Sources tell me that one of the coastal majors is beginning to move surplus milling and extraction equipment to China ready to set up shop there. I suppose it’s a common corporate philosophy today that if you can’t compete against them…join them.

The interior looks a bit more promising for Coleman since he’s dealing with more modernized operations, but still closures are happening, we now have Interfor buying a piece of Pope & Talbot, and joining the parade of companies cranking out pine beetle killed wood for markets that are sparse to say the least.

But even getting creative doesn’t appear to be working for Coleman, two huge 15-year forest tenures were awarded to Ainsworth Lumber in exchange for a promise to “construct or significantly expand” oriented strandboard (OSB) plants to convert the beetle-killed wood into building products.

Then just before the last provincial election there was the award of four 10-year harvest licenses to Swedish owned TallOil Canada Inc., to make wood pellets for export to Europe in an effort to consume beetle-killed wood.
The pellets would replace coal to generate electricity, reducing greenhouse gas emissions while generating hundreds of construction and logging jobs in the BC interior.

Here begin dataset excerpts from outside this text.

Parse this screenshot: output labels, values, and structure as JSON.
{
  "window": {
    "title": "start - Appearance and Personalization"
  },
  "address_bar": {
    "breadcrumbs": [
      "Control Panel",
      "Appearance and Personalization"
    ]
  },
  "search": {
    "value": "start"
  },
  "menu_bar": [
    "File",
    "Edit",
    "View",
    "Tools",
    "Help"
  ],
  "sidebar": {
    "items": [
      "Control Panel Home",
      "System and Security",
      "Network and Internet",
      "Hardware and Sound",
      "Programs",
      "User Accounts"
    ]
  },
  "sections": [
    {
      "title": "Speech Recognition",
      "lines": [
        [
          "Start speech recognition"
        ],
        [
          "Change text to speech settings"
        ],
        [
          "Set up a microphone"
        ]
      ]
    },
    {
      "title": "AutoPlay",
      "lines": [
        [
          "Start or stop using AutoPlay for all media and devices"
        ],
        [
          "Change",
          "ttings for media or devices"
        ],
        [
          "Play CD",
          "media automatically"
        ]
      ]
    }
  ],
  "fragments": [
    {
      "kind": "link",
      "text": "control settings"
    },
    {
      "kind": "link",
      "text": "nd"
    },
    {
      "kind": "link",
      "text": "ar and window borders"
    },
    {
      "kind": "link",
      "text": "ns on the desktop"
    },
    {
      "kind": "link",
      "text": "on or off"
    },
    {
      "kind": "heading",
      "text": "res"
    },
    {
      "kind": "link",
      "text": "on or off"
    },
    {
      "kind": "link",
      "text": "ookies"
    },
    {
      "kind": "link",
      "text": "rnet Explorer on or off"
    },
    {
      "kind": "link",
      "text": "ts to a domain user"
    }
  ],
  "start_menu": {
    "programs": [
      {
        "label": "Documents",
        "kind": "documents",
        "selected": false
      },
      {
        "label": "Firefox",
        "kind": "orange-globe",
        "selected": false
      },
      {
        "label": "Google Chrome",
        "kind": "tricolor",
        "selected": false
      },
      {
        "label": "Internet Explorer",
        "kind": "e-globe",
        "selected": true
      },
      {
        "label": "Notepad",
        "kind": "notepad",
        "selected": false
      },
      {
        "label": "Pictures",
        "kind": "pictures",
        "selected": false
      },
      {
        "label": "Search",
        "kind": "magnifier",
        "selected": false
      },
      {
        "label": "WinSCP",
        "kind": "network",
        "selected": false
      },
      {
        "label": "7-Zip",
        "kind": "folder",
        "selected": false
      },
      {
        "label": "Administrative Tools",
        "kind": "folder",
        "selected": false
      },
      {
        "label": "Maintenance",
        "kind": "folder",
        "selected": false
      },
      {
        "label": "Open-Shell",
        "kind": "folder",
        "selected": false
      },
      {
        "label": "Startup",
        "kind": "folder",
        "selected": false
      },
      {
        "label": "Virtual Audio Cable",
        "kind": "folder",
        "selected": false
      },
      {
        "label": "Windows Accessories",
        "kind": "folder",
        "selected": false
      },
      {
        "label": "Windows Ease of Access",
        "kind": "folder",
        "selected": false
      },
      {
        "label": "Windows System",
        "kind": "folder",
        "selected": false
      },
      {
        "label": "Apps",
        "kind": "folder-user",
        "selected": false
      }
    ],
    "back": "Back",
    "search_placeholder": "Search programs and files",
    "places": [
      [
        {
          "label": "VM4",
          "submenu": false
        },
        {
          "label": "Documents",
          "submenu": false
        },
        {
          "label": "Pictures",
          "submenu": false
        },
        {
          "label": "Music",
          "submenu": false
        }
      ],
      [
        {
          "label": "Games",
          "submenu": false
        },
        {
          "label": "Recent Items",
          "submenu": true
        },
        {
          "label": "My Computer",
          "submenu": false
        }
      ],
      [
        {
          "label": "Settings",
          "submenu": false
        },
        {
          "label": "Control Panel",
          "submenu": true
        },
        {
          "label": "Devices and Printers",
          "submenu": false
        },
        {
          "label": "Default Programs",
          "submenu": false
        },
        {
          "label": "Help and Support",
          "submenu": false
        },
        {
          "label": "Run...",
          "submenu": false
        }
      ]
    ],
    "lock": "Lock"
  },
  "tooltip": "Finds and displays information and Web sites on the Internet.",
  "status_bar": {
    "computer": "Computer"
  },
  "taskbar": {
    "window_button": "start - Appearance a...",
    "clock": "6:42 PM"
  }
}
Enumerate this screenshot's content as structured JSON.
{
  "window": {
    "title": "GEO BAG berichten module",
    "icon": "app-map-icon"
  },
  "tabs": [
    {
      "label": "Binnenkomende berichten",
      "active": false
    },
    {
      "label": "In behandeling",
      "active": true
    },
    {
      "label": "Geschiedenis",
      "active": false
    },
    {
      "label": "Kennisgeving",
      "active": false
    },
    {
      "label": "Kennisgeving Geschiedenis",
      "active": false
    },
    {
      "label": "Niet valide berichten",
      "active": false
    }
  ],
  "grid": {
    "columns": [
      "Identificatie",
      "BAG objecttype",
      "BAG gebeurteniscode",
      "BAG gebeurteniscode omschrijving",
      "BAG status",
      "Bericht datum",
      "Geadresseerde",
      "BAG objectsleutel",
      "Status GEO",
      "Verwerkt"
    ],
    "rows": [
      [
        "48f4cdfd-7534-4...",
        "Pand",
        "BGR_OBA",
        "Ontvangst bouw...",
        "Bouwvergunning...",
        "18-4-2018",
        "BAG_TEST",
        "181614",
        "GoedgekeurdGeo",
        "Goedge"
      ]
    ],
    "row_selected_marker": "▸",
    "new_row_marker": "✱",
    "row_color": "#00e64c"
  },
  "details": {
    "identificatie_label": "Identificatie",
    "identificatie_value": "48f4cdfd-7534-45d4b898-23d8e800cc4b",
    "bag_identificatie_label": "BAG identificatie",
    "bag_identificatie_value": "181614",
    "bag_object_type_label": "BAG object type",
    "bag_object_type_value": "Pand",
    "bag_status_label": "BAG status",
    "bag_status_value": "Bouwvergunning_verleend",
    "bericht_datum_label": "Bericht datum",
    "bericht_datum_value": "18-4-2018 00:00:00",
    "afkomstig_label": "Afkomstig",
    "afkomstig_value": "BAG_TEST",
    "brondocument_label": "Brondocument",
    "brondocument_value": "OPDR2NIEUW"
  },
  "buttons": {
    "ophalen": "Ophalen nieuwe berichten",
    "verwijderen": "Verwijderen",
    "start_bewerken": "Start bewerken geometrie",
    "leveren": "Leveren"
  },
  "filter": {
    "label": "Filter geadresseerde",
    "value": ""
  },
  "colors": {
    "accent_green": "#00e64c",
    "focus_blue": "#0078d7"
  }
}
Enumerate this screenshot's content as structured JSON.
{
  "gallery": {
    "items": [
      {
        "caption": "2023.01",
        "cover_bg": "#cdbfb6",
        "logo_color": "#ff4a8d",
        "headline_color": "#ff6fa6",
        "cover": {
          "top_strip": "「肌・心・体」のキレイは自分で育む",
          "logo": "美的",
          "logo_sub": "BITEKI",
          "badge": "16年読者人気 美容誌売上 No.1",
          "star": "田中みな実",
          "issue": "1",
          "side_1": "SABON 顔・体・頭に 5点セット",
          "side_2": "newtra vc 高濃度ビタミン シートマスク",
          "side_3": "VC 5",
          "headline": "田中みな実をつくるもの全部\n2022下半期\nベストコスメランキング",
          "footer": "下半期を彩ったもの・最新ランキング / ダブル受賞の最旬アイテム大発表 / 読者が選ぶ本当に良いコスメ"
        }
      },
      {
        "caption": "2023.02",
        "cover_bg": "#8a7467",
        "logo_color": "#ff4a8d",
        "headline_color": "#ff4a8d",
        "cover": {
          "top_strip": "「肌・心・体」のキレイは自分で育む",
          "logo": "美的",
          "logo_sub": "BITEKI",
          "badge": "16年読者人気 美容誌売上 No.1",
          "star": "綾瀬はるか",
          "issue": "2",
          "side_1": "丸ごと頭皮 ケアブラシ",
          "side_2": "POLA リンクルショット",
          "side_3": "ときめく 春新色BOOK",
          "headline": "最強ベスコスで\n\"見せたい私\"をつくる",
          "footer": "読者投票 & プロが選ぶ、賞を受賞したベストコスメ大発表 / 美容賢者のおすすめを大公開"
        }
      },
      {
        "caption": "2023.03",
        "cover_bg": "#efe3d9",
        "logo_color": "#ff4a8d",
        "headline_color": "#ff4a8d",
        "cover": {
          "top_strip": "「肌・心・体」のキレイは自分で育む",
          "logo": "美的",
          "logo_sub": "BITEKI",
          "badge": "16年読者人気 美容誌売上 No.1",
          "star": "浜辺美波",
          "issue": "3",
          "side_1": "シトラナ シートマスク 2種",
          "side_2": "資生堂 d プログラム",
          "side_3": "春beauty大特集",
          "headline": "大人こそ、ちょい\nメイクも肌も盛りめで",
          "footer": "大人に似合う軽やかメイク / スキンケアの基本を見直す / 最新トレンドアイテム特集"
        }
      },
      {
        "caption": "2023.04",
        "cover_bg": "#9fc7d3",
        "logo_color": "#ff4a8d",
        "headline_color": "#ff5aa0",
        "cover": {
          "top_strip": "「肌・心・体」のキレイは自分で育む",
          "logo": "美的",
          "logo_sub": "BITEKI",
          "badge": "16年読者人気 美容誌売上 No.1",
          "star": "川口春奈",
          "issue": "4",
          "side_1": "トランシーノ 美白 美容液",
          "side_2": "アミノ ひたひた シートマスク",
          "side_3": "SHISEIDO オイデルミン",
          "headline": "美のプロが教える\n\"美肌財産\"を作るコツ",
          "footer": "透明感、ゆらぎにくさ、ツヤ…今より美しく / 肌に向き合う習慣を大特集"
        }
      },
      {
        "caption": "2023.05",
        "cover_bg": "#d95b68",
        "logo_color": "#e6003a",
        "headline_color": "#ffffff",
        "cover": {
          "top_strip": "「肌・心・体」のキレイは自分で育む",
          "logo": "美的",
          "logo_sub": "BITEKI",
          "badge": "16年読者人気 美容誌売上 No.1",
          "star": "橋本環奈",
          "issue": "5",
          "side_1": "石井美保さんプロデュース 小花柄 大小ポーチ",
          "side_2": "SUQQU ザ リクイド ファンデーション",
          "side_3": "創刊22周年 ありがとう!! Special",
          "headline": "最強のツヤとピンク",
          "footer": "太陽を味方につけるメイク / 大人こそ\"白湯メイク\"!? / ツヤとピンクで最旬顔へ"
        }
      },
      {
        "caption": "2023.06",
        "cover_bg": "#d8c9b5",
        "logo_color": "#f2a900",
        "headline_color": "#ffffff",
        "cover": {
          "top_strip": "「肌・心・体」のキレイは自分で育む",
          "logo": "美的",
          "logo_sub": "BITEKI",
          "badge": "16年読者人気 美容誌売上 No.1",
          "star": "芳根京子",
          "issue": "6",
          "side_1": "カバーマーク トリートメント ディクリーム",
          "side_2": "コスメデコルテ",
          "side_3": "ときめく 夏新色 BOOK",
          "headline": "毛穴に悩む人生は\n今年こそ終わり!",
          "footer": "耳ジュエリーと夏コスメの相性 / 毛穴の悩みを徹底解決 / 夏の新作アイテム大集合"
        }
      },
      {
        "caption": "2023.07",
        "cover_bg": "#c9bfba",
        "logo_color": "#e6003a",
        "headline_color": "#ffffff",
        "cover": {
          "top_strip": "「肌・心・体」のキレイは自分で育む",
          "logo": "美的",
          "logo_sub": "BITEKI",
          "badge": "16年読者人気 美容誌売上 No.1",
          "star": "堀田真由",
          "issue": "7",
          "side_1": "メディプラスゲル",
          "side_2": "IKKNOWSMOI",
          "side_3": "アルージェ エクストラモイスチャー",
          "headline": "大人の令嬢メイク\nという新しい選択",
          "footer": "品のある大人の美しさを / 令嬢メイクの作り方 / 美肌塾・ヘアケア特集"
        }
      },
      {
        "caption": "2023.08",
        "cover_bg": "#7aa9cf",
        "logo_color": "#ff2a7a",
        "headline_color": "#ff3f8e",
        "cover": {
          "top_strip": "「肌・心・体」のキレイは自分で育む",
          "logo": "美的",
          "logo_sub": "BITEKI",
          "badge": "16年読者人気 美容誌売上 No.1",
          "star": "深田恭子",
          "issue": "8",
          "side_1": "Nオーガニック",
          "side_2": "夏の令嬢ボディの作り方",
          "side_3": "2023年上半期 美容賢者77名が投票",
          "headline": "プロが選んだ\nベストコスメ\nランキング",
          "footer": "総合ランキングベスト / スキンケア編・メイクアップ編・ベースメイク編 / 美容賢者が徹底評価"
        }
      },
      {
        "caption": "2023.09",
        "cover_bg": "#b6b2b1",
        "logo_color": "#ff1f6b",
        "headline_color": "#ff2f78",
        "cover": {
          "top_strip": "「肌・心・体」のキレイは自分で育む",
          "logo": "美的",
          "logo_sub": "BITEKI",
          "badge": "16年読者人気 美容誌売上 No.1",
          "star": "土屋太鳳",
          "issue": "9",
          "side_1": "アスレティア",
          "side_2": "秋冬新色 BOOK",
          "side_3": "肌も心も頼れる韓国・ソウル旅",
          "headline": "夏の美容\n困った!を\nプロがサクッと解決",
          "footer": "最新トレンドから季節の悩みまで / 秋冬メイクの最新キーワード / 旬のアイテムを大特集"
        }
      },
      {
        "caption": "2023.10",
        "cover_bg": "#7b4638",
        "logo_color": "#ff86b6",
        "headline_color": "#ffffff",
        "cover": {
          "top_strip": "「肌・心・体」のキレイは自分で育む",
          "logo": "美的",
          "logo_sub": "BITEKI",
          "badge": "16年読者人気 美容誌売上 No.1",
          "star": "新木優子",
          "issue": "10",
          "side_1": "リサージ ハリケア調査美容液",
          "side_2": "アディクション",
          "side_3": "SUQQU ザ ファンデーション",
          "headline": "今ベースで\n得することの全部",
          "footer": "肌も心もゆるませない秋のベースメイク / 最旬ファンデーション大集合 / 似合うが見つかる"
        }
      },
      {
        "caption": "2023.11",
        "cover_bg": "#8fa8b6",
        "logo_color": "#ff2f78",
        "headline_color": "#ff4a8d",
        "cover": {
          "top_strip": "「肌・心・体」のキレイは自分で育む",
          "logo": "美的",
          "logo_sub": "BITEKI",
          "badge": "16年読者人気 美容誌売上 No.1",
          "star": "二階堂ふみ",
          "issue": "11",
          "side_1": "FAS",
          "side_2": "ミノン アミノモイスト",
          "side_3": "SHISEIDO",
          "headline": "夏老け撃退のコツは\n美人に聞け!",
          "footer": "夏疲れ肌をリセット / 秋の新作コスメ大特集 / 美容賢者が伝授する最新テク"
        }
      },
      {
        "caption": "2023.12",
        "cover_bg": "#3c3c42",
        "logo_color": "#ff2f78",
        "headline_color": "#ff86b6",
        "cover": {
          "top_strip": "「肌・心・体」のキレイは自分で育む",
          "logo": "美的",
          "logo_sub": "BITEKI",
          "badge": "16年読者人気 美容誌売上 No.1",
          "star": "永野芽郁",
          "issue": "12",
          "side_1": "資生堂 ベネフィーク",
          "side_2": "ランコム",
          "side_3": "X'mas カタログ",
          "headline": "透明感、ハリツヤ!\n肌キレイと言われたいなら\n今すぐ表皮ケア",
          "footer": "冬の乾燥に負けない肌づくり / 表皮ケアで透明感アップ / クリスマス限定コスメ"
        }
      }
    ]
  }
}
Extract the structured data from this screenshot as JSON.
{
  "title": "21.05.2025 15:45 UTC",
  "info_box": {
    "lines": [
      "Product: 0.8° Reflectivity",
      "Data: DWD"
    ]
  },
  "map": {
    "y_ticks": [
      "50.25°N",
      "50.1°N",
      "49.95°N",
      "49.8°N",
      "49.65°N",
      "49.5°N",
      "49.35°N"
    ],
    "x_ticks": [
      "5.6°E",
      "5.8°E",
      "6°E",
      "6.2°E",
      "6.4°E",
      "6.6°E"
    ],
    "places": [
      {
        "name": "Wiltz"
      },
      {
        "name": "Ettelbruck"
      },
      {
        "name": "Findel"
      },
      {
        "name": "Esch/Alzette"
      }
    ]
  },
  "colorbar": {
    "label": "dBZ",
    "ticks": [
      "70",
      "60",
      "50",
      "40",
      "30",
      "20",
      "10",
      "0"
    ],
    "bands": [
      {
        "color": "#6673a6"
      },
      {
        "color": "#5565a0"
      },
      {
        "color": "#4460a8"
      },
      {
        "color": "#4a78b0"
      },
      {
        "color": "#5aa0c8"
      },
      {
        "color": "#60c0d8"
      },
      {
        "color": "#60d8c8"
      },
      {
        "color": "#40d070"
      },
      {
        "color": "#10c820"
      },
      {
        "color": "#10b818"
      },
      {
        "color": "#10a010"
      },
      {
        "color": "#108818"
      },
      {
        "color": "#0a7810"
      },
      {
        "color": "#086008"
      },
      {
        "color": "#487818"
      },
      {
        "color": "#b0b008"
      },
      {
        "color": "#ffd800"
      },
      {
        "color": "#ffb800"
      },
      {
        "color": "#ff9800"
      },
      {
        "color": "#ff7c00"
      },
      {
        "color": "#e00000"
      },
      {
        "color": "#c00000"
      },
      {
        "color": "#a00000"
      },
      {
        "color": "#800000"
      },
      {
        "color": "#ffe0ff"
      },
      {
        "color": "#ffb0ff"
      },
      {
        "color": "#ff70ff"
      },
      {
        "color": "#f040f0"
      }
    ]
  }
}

It seemed like problems were on the verge of disappearing, but it was all for not.
Ainsworth backed out of one of the two harvest licenses, and agreed to build only one OSB plant in the Prince George-Quesnel area by 2009.

But even that promise was short-lived as our dollar zoomed and the US housing market collapsed. Now Ainsworth has closed two OSB plants in Minnesota, one in Ontario and its newest OSB plant in Grande Prairie, Alberta.

Needless to say, there’s probably little hope for a new OSB plant in BC. I wonder what will happen to that other tenure license?

There’s still some hope for the pellet idea but the deadline for TallOil to have “substantial completion” of a pellet plant passed on November 1st and the ministry confirms that TallOil has asked for an extension on the forest licenses, but with no mention of a start date for constructing a pellet plant.

It appears as though the beetles have the best of us and especially the minister.

Now there’s a desperate attempt at creating power generation using the wood, and then planting fast growing genetically modified species so we can keep stoking the fires for those boilers long after the dead pine is gone.

Coleman might be going from being the architect of an economic disaster to an environmental disaster as a third of the province gets planted into some sort of strange plantation with stunted trees growing so close together that moose would need retractable antlers to survive in it.

Since 2005 the ministry has been subjected to the influence of political strategists rather than forest strategists. Desperate measures require competent solutions, not solutions from spin-doctors searching for feel good announcements that keep the public in an artificial comfort zone.

But really it’s not his fault, timing is everything in politics, and for Rich Coleman it’s just bad timing.

External market conditions, pine beetle epidemic, an increasing dollar, should the government be let off easy on this one?

Not a chance.

It’s times like these where strong leadership is required that doesn’t sell the farm. There’s more that could be lost if we’re not careful. The last time this happened the provincial government allowed big companies to close sawmills in communities but yet keep their tenure. This time they might allow companies to move off shore and keep their tenure.

Premier Campbell should put someone in charge of the ministry who has a forestry background and who understands communities that depend on forestry so that common sense can prevail during the storm.